Checkered brick pattern on farm silos

Over Christmas, I drove with my family across Minnesota and Wisconsin. We passed quite a few small farms and I noticed that the silos always had a white and black/grey check pattern for two rows at the top. Most of the silos also had a domed cover, but some did not.

Does anyone know the purpose of this pattern and why some silos wouldn’t be covered? Seems like they’d be full of snow…

A brief history of tower silo construction.
http://www.goequinox.com/towersof.htm

A silo needs a cover.
link

another link

My guess as to why some of the silos didn’t seem to have a cover would be that either the farmer wasn’t using the silo that year, or that he was using a plain plastic sheet or cover of some kind, that wasn’t domed.

As for the checkerboard pattern, I know exactly what you’re talking about. I always assumed it was just artistic–nothing in the stuff I’ve been reading here mentions any particular technical reason for the pattern. I think even bricklayers like it to look nice.

Miscellaneous stuff about silos from the International Silo Safety Conference that’s fascinating if you like that sort of thing and you have 30 minutes with nothing better to do.
still another link

[Note: I fixed the links. -manhattan]

[Edited by manhattan on 12-27-2000 at 07:31 PM]

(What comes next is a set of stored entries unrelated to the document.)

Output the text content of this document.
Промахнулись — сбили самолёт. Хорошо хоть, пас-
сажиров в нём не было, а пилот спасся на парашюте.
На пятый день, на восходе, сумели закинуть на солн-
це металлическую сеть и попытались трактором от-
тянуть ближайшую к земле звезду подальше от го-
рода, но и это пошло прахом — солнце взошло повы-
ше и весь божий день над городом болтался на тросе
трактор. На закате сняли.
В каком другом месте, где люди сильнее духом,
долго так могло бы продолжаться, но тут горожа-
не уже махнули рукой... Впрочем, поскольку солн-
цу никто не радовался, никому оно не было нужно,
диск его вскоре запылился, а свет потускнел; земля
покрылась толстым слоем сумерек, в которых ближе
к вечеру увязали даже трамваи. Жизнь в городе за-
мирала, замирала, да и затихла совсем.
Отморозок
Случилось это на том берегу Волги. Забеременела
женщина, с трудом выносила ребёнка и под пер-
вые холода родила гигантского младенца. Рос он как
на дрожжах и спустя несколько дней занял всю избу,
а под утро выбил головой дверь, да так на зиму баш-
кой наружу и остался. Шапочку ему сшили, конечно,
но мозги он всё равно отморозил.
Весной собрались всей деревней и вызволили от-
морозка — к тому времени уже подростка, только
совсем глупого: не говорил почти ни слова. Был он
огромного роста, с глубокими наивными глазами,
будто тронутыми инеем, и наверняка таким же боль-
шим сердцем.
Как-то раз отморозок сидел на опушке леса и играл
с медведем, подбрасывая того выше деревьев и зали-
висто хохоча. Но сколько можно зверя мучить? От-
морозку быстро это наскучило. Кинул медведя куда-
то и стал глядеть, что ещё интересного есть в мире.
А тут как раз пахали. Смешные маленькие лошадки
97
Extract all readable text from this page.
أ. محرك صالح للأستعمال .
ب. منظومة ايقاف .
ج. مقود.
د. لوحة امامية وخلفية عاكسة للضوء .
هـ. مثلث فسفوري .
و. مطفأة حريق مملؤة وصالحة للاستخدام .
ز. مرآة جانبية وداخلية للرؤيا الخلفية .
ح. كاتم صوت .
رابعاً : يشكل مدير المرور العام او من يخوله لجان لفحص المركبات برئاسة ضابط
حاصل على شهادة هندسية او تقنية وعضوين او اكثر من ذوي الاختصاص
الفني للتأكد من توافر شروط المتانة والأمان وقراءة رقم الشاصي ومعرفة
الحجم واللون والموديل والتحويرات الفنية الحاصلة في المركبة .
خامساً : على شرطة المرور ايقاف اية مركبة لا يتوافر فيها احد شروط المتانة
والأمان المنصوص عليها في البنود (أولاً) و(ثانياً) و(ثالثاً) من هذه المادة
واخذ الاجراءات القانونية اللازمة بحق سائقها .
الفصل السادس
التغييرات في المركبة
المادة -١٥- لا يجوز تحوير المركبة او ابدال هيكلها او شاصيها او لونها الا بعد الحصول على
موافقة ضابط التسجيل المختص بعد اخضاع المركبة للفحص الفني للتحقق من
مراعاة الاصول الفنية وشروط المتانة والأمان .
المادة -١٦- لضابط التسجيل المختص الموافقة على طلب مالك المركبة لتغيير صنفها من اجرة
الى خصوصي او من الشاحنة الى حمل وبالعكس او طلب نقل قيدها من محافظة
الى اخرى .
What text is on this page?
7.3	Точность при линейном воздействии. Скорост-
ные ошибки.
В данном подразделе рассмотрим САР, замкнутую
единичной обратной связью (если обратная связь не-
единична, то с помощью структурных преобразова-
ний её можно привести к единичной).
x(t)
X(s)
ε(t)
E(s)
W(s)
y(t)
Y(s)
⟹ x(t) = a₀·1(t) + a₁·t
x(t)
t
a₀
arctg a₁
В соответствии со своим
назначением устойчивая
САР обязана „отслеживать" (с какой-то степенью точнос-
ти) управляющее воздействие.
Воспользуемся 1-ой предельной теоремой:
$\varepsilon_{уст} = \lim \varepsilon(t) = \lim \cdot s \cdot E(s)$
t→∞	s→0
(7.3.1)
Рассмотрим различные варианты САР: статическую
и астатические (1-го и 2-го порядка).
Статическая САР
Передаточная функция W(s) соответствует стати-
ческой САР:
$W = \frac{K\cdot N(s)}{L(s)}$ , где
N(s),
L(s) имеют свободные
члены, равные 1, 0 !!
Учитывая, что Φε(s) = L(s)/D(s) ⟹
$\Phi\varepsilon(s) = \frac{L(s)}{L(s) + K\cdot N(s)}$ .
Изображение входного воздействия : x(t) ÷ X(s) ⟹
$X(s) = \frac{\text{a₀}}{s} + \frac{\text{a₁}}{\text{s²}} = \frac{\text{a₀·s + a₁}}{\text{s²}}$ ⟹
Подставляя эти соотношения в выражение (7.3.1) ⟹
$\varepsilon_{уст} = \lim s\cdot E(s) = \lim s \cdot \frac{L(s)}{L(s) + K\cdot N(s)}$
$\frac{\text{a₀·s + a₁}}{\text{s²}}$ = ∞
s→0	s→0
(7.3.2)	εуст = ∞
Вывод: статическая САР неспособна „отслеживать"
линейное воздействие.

Shoot, I got so involved Copy and Pasting that I forgot about the really long link messy word wrap bug. Could some kind moderator fix that? Thank you. :o

It strikes me that the checkerboard pattern might be a throwback to the old barnstorming days. A silo was usually the tallest object on the farm. Maybe it was to provide low level tree-hopping flyers some warning.

What would help to confirm this is if the pattern only appeared after the advent of flight.

Farmers like decorative ornamentation just like anybody else, and to show up the neighbors too.

Side note: The silo company would install a large wind vane on the silos around here when you made the last payment. My uncle would be driving down the road, and all of a sudden he’d shout out. “He’s got his third silo paid for already.”